- Supreme Court of Canada

Hearing: October 14, 2004 Judgment: November 3, 2005
- Full case name: City of Montreal, Appellant v 2952‑1366 Québec Inc., Respondent, with Attorney General of Ontario, Intervener
- Citations: [2005] 3 S.C.R. 141, 2005 SCC 62

Holding
- The scope of the right to freedom of expression is location-dependent. Law prohibiting noise in street justified under section 1.

Court membership
- Chief Justice: Beverley McLachlin Puisne Justices: John C. Major, Michel Bastarache, Ian Binnie, Louis LeBel, Marie Deschamps, Morris Fish, Rosalie Abella, Louise Charron

Reasons given
- Majority opinion by: McLachlin C.J. and Deschamps J. Joined by: Bastarache, LeBel, Abella and Charron JJ. Dissent by: Binnie J.

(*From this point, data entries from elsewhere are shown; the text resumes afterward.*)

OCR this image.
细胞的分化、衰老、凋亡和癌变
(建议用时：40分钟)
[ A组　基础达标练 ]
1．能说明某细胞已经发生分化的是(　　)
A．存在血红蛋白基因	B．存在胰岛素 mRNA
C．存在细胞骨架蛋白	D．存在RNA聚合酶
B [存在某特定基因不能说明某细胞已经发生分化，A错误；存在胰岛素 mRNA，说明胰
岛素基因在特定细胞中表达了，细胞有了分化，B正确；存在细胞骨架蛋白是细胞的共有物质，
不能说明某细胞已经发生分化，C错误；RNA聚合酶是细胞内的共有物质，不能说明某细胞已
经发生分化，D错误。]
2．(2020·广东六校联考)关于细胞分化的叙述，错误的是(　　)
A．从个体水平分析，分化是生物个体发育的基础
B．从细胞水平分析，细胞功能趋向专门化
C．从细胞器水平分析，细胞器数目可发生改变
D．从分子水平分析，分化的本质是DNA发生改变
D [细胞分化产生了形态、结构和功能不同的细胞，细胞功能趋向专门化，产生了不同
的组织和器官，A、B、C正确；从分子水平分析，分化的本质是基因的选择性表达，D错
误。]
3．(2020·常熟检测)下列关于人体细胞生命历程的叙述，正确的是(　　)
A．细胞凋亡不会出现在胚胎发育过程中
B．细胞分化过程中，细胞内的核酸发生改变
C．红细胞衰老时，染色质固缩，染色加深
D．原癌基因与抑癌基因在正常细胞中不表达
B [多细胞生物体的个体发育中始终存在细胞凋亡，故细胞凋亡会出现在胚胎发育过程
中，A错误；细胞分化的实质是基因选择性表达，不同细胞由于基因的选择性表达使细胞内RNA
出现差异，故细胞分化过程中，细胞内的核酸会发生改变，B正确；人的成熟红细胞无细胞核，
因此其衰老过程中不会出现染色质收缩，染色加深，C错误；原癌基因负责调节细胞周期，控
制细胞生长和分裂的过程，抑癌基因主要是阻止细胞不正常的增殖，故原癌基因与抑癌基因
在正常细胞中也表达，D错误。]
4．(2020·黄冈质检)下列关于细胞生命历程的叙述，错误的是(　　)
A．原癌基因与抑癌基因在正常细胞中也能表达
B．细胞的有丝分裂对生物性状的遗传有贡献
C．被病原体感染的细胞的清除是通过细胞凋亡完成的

= Montréal (City of) v 2952-1366 Québec Inc =

Montréal (City of) v 2952-1366 Québec Inc, [2005] 3 S.C.R. 141, 2005 SCC 62 is a leading Supreme Court of Canada decision on freedom of expression under section 2(b) of the Canadian Charter of Rights and Freedoms. The Court held that a strip club has no constitutional right to broadcast music into public streets in order to attract customers. The decision stated that location of the expression was a factor in considering if there was a violation.

==Background==
Source:

In 1996, the owner of a Montreal strip club on Ste‑Catherine Street was charged for violating a Montreal by-law which prohibited "noise produced by sound equipment". The owner challenged the charge on the grounds that the municipal law was a violation of his freedom of expression under section 2(b) of the Charter.

Both the Quebec Superior Court and the Quebec Court of Appeal agreed that the law violated the freedom of expression and could not be saved under section 1 of the Charter.

The following issues were put to the Supreme Court:
1. Does the municipality have the power to enact the law?
2. Does the by-law Infringe Section 2(b) of the Canadian Charter?

In a six to one decision the Court found that the by-law was valid, that it violated the freedom of expression, but was saved under section 1.

==Opinion of the Court==
Chief Justice McLachlin and Justice Deschamps wrote the decision for the majority. In their decision they examined the scope of the freedom of expression and added that the location of the expression was relevant to a finding of a violation. In the current situation, there was a violation.

The violation was found to be justified under section 1. They held that the purpose of controlling noise pollution was a sufficiently important purpose and the means available were reasonable.